To look forward to the gratification of some desire, to the gratification of some passion, love, ambition, hate--hate too indubitably. Love and hate. And to escape the dangers of existence, to live without fear, was also happiness. There was nothing else. Absence of fear --looking forward. "Oh! the miserable lot of humanity!" he exclaimed mentally; and added at once in his thought, "I ought to be happy enough as far as that goes." But he was not excited by that assurance. On the contrary,he yawned again as he had been yawning all day. He was mildly surprised to discover himself being overtaken by night.

The room grew dark swiftly though time had seemed to stand still.

How was it that he had not noticed the passing of that day? Of course, it was the watch being stopped. . . .

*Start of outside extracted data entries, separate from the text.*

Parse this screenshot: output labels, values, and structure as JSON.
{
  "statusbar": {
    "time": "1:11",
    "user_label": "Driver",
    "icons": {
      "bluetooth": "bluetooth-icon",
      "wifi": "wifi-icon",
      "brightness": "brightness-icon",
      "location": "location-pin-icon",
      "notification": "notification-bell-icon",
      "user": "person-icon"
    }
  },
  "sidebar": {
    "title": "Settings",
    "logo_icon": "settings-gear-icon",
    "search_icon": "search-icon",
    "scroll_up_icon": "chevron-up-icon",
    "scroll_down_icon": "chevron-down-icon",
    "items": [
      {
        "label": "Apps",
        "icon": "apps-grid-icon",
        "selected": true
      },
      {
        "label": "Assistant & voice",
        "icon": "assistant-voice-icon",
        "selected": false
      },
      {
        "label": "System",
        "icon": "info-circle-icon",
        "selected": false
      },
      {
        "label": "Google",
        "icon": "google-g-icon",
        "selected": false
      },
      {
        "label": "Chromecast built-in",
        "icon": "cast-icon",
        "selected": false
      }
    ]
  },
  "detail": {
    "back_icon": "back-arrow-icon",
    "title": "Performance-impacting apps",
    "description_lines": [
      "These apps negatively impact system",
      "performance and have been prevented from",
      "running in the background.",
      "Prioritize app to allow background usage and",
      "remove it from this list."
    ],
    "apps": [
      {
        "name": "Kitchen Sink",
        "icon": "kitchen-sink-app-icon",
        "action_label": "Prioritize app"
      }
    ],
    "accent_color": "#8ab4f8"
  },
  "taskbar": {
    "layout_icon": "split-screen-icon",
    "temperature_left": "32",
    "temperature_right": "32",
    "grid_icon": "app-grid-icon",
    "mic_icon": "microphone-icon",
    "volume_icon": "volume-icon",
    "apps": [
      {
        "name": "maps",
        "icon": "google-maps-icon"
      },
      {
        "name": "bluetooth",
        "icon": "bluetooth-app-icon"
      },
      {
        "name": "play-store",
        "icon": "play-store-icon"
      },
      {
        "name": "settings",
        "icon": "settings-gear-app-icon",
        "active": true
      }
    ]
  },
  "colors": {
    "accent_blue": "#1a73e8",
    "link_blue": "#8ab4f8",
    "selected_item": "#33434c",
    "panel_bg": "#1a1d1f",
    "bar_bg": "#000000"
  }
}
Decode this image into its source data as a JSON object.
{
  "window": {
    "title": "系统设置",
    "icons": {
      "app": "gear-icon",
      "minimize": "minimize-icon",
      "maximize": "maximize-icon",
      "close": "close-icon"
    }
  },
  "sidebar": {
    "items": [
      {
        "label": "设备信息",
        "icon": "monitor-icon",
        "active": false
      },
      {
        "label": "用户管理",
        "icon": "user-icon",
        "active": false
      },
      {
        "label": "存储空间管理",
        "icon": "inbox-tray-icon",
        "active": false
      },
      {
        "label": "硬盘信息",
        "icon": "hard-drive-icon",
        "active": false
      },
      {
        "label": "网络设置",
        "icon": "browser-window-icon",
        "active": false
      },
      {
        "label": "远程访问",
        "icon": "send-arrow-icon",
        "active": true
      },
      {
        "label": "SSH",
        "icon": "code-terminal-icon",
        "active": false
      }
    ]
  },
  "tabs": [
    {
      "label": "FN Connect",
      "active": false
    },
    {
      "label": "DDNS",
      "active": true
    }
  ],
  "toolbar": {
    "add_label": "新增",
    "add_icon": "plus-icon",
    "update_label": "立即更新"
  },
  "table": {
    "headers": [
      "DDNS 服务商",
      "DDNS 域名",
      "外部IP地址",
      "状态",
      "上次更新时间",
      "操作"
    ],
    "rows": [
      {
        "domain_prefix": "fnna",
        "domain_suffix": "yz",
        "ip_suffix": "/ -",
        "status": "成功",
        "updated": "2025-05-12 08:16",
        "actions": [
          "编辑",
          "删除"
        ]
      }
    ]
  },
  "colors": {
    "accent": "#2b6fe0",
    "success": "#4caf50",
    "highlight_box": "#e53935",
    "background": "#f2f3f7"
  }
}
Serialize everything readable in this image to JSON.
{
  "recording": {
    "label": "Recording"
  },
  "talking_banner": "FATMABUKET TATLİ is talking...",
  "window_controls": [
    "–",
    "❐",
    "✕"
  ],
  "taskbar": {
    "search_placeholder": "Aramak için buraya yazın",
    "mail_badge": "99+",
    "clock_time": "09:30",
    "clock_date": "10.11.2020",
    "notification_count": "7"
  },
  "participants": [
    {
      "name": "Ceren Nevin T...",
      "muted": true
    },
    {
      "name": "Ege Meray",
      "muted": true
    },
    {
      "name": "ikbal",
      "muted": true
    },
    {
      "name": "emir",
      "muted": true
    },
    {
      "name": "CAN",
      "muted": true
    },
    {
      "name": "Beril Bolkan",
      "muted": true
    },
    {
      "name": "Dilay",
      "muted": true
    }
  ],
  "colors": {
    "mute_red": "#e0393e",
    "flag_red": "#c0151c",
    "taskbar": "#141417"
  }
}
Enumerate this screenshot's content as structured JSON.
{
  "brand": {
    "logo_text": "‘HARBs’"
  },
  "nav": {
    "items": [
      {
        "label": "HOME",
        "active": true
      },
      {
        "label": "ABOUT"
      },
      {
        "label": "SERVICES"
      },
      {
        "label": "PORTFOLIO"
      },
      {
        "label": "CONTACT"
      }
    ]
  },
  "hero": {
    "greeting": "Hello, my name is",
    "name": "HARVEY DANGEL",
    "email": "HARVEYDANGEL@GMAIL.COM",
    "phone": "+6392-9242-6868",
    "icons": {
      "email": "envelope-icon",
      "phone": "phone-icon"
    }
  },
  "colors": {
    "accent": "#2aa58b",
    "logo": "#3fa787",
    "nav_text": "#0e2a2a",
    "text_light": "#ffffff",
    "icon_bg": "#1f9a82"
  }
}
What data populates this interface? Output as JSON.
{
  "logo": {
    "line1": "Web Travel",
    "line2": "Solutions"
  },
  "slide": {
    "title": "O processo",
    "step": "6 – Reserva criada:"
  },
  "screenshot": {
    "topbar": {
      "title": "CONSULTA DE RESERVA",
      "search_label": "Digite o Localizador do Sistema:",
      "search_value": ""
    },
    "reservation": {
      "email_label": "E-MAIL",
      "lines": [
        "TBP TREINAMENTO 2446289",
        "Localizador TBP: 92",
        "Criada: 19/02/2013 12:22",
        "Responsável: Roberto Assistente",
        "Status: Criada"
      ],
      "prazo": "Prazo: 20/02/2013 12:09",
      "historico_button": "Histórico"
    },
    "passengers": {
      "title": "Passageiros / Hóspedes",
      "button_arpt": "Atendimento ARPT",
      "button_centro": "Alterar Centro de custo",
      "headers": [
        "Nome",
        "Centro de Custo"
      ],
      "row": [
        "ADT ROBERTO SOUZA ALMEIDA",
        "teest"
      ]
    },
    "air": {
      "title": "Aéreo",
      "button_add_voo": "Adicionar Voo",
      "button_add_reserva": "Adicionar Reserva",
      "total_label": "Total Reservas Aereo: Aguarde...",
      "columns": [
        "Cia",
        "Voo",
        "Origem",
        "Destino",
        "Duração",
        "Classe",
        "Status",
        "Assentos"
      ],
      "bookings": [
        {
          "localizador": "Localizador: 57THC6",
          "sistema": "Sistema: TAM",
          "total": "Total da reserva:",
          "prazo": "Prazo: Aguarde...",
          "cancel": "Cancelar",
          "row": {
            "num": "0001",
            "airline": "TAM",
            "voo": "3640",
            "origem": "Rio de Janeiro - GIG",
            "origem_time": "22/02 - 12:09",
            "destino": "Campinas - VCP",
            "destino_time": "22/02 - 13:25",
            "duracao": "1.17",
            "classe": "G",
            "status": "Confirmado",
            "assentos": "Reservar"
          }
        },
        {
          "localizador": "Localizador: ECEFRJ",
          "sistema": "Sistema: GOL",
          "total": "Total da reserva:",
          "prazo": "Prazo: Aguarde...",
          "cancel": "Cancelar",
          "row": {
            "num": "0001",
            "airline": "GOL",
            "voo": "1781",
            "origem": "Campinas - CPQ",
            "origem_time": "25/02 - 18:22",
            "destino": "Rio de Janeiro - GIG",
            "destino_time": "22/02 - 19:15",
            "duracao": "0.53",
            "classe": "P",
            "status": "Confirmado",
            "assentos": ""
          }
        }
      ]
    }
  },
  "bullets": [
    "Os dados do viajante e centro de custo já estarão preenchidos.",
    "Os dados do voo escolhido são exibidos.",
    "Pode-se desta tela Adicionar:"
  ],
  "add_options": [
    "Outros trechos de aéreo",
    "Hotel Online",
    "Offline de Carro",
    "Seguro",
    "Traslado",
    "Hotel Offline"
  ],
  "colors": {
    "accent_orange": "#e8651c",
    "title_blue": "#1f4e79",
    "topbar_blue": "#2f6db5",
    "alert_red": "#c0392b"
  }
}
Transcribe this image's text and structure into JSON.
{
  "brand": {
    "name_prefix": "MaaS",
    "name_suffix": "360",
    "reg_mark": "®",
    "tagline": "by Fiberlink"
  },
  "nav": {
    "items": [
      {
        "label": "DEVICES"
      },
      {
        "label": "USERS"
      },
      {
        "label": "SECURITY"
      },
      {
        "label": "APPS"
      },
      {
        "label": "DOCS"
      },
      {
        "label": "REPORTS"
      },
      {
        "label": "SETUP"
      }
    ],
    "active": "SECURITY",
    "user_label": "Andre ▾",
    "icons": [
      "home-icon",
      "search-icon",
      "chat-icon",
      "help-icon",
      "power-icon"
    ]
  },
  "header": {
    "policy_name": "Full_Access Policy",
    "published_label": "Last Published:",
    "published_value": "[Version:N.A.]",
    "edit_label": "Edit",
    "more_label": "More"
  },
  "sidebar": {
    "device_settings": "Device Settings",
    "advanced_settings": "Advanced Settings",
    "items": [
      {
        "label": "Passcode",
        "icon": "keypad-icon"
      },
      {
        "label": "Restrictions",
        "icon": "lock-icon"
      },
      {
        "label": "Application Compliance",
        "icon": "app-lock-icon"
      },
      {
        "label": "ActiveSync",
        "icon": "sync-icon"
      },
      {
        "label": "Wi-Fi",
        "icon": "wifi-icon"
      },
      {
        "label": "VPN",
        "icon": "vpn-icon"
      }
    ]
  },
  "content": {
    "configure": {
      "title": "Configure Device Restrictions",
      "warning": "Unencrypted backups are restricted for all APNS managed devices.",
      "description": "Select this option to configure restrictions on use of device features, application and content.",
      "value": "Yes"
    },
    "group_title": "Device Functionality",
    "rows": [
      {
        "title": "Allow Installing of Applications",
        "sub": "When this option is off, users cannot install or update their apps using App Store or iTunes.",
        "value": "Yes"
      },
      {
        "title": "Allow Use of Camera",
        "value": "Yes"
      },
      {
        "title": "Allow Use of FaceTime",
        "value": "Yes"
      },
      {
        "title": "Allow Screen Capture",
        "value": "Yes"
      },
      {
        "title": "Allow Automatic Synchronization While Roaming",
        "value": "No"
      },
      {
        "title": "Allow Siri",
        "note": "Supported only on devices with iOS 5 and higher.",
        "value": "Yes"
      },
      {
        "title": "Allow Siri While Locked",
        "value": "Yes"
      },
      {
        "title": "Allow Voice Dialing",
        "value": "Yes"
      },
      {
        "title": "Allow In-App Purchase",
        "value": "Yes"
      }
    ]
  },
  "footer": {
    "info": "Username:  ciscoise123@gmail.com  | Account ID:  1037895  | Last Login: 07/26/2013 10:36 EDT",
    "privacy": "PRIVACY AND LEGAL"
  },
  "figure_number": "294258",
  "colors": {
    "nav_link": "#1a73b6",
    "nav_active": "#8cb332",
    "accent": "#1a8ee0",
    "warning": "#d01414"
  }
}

He did not light his lamp, but went over to the bed and threw himself on it without any hesitation. Lying on his back, he put his hands under his head and stared upward. After a moment he thought, "I am lying here like that man. I wonder if he slept while I was struggling with the blizzard in the streets. No, he did not sleep. But why should I not sleep?" and he felt the silence of the night press upon all his limbs like a weight.

In the calm of the hard frost outside, the clear-cut strokes of the town clock counting off midnight penetrated the quietness of his suspended animation.